10. Can A Song Save Your Life
As a huge fan of John Carney’s Once, I’m looking forward to the writer-director’s new musical romance, which stars Keira Knightley as a frustrated singer and Mark Ruffalo as a washed-up producer.
11. Third Person.
Director Paul Haggis returns to the Crash format with 3 intersecting stories about couples in Rome, Paris and New York City. It stars Liam Neeson, Kim Basinger, Olivia Wilde, Mila Kunis and Maria Bello.

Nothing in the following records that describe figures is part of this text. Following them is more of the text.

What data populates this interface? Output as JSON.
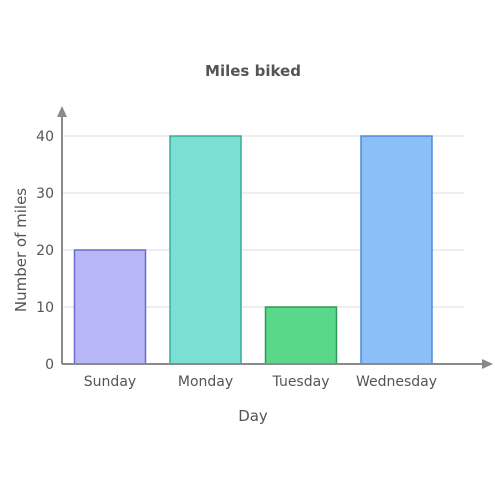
{
  "chart_data": {
    "type": "bar",
    "title": "Miles biked",
    "xlabel": "Day",
    "ylabel": "Number of miles",
    "categories": [
      "Sunday",
      "Monday",
      "Tuesday",
      "Wednesday"
    ],
    "values": [
      20,
      40,
      10,
      40
    ],
    "ylim": [
      0,
      40
    ],
    "yticks": [
      0,
      10,
      20,
      30,
      40
    ],
    "grid": true,
    "colors": [
      {
        "fill": "#b8b8f8",
        "stroke": "#6a6ad0"
      },
      {
        "fill": "#7cdfd3",
        "stroke": "#3aaa9c"
      },
      {
        "fill": "#5ad889",
        "stroke": "#2e9a55"
      },
      {
        "fill": "#8abff8",
        "stroke": "#4f88d8"
      }
    ]
  }
}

Director Denis Villeneuve’s second offering at TIFF this year stars Jake Gyllenhaal playing his own doppelgänger as a university teacher who tracks down a man who looks just like him.
13. A Film Not on My Radar
One of the best things about film festivals is the chance to stumble upon a movie you hadn’t planned on seeing that moves you in an unexpected way. I’ll let you know if I do!